Início das investigações
Os dados genômicos concluem uma história que começou em 2010, quando
Roque Pacheco Almeida, do Departamento de Medicina da Universidade
Federal de Sergipe, teve o primeiro contato com o paciente que, após
três tentativas de tratamento, acabou morrendo.
"Nesse caso, temos certeza da causa. Estamos investigando outro caso,
no qual o paciente também não respondia ao tratamento e perdemos
contato com ele. Outro morreu recentemente, com achados clínicos fora do
esperado. Estamos verificando se foi pelo mesmo parasita", conta
Almeida.
Ele lembra que, segundo o Ministério da Saúde, Sergipe tem uma taxa
elevada de mortalidade causada por leishmaniose visceral –cerca de 15%
dos infectados, enquanto o normal seria 6%. "Talvez estejamos diante de
um grande problema decorrente da presença de um novo agente infeccioso,
para o qual não dispomos ainda de terapêutica adequada."

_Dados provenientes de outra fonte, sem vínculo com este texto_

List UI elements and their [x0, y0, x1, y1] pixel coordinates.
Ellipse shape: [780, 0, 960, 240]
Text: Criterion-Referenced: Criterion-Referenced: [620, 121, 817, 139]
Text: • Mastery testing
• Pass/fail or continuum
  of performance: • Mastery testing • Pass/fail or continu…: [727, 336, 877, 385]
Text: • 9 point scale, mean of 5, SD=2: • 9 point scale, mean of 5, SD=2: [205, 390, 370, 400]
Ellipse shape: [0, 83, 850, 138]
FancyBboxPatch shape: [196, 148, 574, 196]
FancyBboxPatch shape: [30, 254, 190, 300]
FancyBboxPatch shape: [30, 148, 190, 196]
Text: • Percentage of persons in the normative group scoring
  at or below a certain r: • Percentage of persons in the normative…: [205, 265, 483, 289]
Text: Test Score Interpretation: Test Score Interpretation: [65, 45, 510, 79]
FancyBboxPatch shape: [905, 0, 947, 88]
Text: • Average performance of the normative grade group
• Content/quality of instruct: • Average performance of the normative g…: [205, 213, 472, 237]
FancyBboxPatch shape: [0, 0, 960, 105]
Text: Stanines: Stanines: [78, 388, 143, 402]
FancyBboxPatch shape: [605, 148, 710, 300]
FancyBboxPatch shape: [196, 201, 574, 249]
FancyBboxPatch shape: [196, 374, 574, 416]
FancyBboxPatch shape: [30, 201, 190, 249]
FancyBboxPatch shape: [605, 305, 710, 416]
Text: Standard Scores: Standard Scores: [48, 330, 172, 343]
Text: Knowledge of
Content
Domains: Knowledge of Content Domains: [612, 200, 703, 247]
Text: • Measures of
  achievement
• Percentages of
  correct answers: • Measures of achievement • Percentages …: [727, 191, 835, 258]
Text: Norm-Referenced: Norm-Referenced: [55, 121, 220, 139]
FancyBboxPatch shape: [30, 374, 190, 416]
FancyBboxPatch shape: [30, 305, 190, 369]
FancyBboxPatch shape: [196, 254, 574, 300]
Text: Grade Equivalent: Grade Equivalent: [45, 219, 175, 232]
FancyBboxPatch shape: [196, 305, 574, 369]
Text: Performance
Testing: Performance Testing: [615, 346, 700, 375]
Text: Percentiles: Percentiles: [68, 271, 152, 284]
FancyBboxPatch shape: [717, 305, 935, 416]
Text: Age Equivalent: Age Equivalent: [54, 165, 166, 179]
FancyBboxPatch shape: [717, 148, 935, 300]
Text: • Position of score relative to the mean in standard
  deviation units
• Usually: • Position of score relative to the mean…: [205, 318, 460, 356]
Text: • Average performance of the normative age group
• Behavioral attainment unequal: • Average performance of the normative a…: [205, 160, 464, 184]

De fato, ainda há muito a fazer para compreender a natureza e a ação
do parasita. Os pesquisadores agora pretendem entender o ciclo de vida
da espécie, identificando os insetos capazes de transmiti-la e outros
possíveis hospedeiros (já se sabe que o micro-organismo é capaz de
causar manifestações da doença em camundongos, por exemplo).
É esperado que o avanço de mudanças climáticas e ambientais coloquem a
população em contato cada vez mais frequente com novos causadores de
doenças, em especial em regiões tropicais como o Brasil. "Estudar essa
espécie pode funcionar como uma escola para enfrentar esse desafio", diz
Santana da Silva.
O trabalho foi realizado no âmbito do Crid (Centro de Pesquisa em
Doenças Inflamatórias) e do programa Jovem Pesquisador em Centros
Emergentes, ambos criados com financiamento da Fapesp (Fundação de
Amparo à Pesquisa do Estado de São Paulo). Também participaram do estudo
pesquisadores da Fiocruz e dos Institutos Nacionais de Saúde dos EUA.